Seems difficult with prompt engineering, with today's context windows.
Maybe possible with RLHF if you can reliably find and hire people who can identify good content from bad.
If the fate of my company depended on me building this feature by tomorrow, I would take a bunch of existing spam and low quality comments, create embeddings for them via the OpenAI api, average the vector, and then auto-flag new comments if their embedding vector too close to the spam vector.
I would use the LLM for a more modest goal: to reduce how "distinctive" the comment is.
"If you want to comment on my discussion site", I would tell my users, "you need to write in such a way that readers cannot easily tell who wrote the comment."
I'd really love to see some experiments here. If you do end up pursuing this, please come back here and share your results.
If we have better discussions, we'll make better decisions.
This is, perhaps, a pretty obvious idea.
Most online discussion takes place in virtual cesspits – Facebook, Twitter, the comments sections of news articles, etc. Social media and the ideological bubbles it promotes have been blamed for political polarization and ennui of young people around the world. Others have elaborated on this better than I can.
Sites like Stack Exchange and Reddit have made real efforts. The problem persists, so these solutions are at best incomplete. Of course some sites have excellent quality comments (for example, here at LessWrong), but these either have extremely narrow audiences or the hosts spend vast effort on manual moderation.

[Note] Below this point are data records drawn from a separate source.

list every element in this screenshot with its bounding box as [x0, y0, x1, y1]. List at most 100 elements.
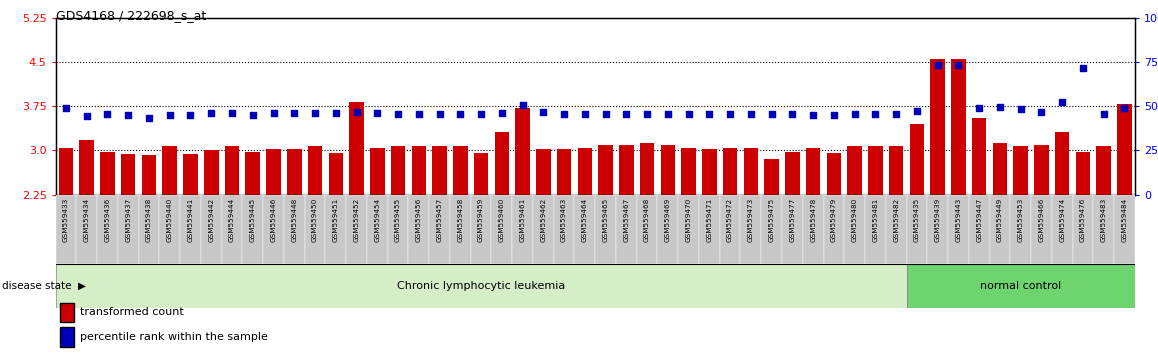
Bar — [474, 153, 489, 195]
Bar — [868, 146, 882, 195]
Bar — [409, 195, 430, 264]
Bar — [350, 102, 364, 195]
Point — [596, 111, 615, 117]
Bar — [620, 144, 633, 195]
Bar — [992, 143, 1007, 195]
Point — [638, 111, 657, 117]
Point — [783, 111, 801, 117]
Text: transformed count: transformed count — [80, 307, 184, 318]
Bar — [578, 148, 592, 195]
Bar — [1072, 195, 1093, 264]
Point — [555, 111, 573, 117]
Point — [1011, 106, 1029, 112]
Point — [368, 110, 387, 116]
Point — [389, 111, 408, 117]
Text: GSM559461: GSM559461 — [520, 198, 526, 242]
Point — [887, 111, 906, 117]
Text: Chronic lymphocytic leukemia: Chronic lymphocytic leukemia — [397, 281, 565, 291]
Bar — [990, 195, 1010, 264]
Bar — [80, 140, 94, 195]
Bar — [743, 148, 758, 195]
Bar — [536, 149, 550, 195]
Text: GDS4168 / 222698_s_at: GDS4168 / 222698_s_at — [56, 9, 206, 22]
Bar — [658, 195, 679, 264]
Bar — [411, 146, 426, 195]
Bar — [325, 195, 346, 264]
Bar — [371, 148, 384, 195]
Bar — [723, 148, 738, 195]
Bar — [574, 195, 595, 264]
Bar — [930, 59, 945, 195]
Bar — [160, 195, 181, 264]
Point — [285, 110, 303, 116]
Point — [161, 112, 179, 118]
Bar — [599, 144, 613, 195]
Text: GSM559447: GSM559447 — [976, 198, 982, 242]
Bar — [886, 195, 907, 264]
Text: GSM559481: GSM559481 — [872, 198, 879, 242]
Bar — [512, 195, 533, 264]
Point — [201, 110, 220, 116]
Text: GSM559444: GSM559444 — [229, 198, 235, 242]
Text: percentile rank within the sample: percentile rank within the sample — [80, 332, 267, 342]
Point — [701, 111, 719, 117]
Text: GSM559450: GSM559450 — [312, 198, 318, 242]
Point — [804, 112, 822, 118]
Text: GSM559467: GSM559467 — [623, 198, 629, 242]
Bar — [740, 195, 761, 264]
Point — [720, 111, 740, 117]
Point — [452, 111, 470, 117]
Bar — [390, 146, 405, 195]
Point — [1073, 65, 1092, 71]
Bar — [515, 108, 530, 195]
Bar — [162, 146, 177, 195]
Text: GSM559483: GSM559483 — [1101, 198, 1107, 242]
Text: GSM559466: GSM559466 — [1039, 198, 1045, 242]
Bar — [948, 195, 969, 264]
Bar — [225, 146, 240, 195]
Bar — [907, 264, 1135, 308]
Text: GSM559477: GSM559477 — [790, 198, 796, 242]
Text: GSM559435: GSM559435 — [914, 198, 919, 242]
Text: GSM559439: GSM559439 — [935, 198, 940, 242]
Bar — [720, 195, 740, 264]
Bar — [1114, 195, 1135, 264]
Bar — [557, 149, 571, 195]
Point — [1032, 110, 1050, 115]
Text: GSM559445: GSM559445 — [250, 198, 256, 242]
Bar — [56, 264, 907, 308]
Text: GSM559469: GSM559469 — [665, 198, 670, 242]
Bar — [865, 195, 886, 264]
Text: normal control: normal control — [980, 281, 1062, 291]
Bar — [554, 195, 574, 264]
Point — [306, 110, 324, 116]
Point — [513, 102, 532, 108]
Bar — [1097, 146, 1111, 195]
Bar — [1117, 104, 1131, 195]
Text: GSM559464: GSM559464 — [581, 198, 588, 242]
Text: GSM559449: GSM559449 — [997, 198, 1003, 242]
Bar — [637, 195, 658, 264]
Bar — [139, 195, 160, 264]
Text: GSM559462: GSM559462 — [541, 198, 547, 242]
Text: GSM559436: GSM559436 — [104, 198, 110, 242]
Point — [243, 112, 262, 118]
Point — [1053, 99, 1071, 105]
Text: GSM559458: GSM559458 — [457, 198, 463, 242]
Bar — [827, 153, 841, 195]
Text: GSM559454: GSM559454 — [374, 198, 380, 242]
Text: GSM559441: GSM559441 — [188, 198, 193, 242]
Bar — [764, 159, 779, 195]
Point — [824, 112, 843, 118]
Bar — [640, 143, 654, 195]
Bar — [699, 195, 720, 264]
Bar — [59, 148, 73, 195]
Bar — [782, 195, 802, 264]
Text: GSM559433: GSM559433 — [63, 198, 69, 242]
Bar — [761, 195, 782, 264]
Bar — [101, 152, 115, 195]
Point — [1094, 111, 1113, 117]
Bar — [388, 195, 409, 264]
Point — [182, 112, 200, 118]
Text: GSM559440: GSM559440 — [167, 198, 173, 242]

I'd like to see the wider culture have more discussion that consists of facts and reasoned arguments, not epithets and insults. Discussion that respects the Principle of Charity. Discussion where people try to seek truth and attempt to persuade rather than bludgeon those who disagree. Discussion where facts matter. I think such discussions are more fun for the participants (they are for me), more informative to readers, and lead to enlightenment and discovery.
PROPOSAL
When a commenter (let’s say on a news article, editorial, or blog post) drafts a post, the post content is reviewed by a LLM for conformity with “community values”. Those values are set by the host – the publication, website, etc. The host describes the values to the LLM in a prompt. The values reflect the kind of conversations the host wants to see on their platform – polite, respectful, rational, fact-driven, etc. Or not, as the case may be. They needn't (and probably shouldn't) involve “values” that shut down rational discussion or genuine disagreement (“poster must claim Earth is flat”, “poster must support Republican values”…), altho I suppose some people may want to try that.

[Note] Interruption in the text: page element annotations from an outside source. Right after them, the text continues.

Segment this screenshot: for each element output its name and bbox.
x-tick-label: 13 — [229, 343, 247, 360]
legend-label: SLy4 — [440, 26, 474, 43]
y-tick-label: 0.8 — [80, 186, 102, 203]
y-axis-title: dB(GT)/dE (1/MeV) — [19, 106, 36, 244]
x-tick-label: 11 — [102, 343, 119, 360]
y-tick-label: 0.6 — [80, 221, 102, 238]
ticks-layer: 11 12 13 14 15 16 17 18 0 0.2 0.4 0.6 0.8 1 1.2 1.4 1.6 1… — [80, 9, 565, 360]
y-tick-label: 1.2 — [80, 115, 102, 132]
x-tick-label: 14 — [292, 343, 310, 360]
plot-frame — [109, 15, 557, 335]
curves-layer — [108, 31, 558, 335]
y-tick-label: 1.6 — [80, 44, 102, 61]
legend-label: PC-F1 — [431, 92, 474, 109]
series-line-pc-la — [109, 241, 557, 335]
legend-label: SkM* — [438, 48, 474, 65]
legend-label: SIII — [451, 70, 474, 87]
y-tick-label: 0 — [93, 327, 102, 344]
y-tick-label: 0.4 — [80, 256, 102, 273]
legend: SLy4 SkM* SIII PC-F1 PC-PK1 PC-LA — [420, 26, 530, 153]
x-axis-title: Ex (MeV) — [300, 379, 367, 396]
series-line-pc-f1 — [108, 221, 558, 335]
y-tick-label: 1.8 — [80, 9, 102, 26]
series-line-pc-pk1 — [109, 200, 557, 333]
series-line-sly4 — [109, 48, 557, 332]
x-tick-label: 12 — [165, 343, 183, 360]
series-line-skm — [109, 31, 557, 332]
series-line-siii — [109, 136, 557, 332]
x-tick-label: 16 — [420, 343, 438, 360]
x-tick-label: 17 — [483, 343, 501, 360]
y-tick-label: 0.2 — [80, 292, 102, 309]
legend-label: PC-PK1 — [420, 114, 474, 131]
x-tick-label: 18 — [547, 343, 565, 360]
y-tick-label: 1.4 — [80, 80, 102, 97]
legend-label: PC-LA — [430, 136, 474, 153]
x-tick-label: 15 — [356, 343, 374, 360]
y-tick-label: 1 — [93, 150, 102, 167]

The commenter drafts a post in the currently-usual way, and clicks “post”. At that point the LLM reviews the comment (possibly along with the conversation so far, for context) and decides whether it meets community values for the site. If so, the comment is posted.
If not, the LLM explains to the poster what was wrong with the comment – it was insulting, it was illogical, it was…whatever. And perhaps offers a restatement or alternative wording. The poster may then modify their comment and try again. Perhaps the poster can argue with the LLM to try to convince it to change its opinion.
IMPORTANT ELABORATIONS
That's the core concept.
One reasonable objection is that this is, effectively, a censorship mechanism. As described, it is, but limited to a single host site. The Internet is full of discussions and people are free to leave sites they find too constraining, so I'm OK with that.

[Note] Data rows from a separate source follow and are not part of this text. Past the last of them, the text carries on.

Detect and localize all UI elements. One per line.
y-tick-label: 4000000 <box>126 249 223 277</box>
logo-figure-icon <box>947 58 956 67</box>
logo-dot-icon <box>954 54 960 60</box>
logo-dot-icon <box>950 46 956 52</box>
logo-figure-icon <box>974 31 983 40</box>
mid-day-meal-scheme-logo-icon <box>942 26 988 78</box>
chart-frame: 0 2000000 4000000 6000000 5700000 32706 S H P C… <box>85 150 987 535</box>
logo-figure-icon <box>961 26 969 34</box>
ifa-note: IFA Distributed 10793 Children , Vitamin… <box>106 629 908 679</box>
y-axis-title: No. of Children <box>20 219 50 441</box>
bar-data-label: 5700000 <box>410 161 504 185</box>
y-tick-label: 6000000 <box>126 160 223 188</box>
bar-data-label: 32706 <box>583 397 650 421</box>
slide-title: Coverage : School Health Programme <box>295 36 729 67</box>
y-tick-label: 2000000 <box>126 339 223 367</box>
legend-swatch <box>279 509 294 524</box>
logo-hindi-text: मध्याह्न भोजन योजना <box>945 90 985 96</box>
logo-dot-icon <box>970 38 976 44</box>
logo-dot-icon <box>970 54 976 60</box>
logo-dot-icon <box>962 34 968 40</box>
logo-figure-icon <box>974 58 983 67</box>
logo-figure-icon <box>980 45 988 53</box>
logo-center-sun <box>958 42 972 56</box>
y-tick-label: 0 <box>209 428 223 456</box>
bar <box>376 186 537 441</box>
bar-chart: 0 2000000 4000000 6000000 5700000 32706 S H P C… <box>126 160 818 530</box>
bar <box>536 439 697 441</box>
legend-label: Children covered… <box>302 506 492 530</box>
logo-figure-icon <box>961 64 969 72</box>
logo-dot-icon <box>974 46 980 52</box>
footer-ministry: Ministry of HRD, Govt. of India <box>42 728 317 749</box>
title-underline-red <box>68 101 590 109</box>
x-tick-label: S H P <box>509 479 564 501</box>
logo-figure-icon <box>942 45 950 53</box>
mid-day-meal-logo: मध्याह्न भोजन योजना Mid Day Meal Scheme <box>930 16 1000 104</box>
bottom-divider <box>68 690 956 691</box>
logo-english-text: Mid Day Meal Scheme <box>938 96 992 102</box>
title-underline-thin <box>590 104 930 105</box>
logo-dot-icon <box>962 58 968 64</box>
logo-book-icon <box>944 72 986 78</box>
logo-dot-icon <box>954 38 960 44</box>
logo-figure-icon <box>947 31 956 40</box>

Still, there are many ways to loosen the censorship aspect, and perhaps those will work better. Below are a couple I’ve thought of.
OVERRIDE SYSTEMS
If the LLM says a post doesn’t meet local standards, the poster can override the LLM and post the comment anyway.
Such overrides would be allowed only if the poster has sufficient “override points”, which are consumed each time a poster overrides the LLM (perhaps a fixed number per post, or perhaps dependent on the how far out of spec the LLM deems the post).
Override points might be acquired:
Re buying with money, a poster could effectively bet the LLM about the outcome of human moderator review. Comments posted this way go online and also to a human moderator, who independently decides if the LLM was right. If so, the site keeps the money. If the moderator sides with poster, the points (or money) is returned.
The expenditure of override points is also valuable feedback to the site host who drafts the “community values” prompt – the host can see which posts required how many override points (and why, according to the LLM), and decide whether to modify the prompt.
READER-SIDE MODERATION
Another idea (credit here to Richard E.) is that all comments are posted, just with different ratings, and readers see whatever they’ve asked to see based on the ratings (and perhaps other criteria).
The LLM rates the comment on multiple independent scales – for example, politeness, logic, rationality, fact content, charity, etc., each scale defined in an LLM prompt by the host. The host offers a default set of thresholds or preferences for what readers see but readers are free to change those as they see fit.
(Letting readers define their own scales is possible but computationally expensive – each comment would need to be rated by the LLM for each reader, rather than just once when posted).
A points system could allow posters to modify a post's ratings, to promote something the LLM (or readers) would prefer not to see.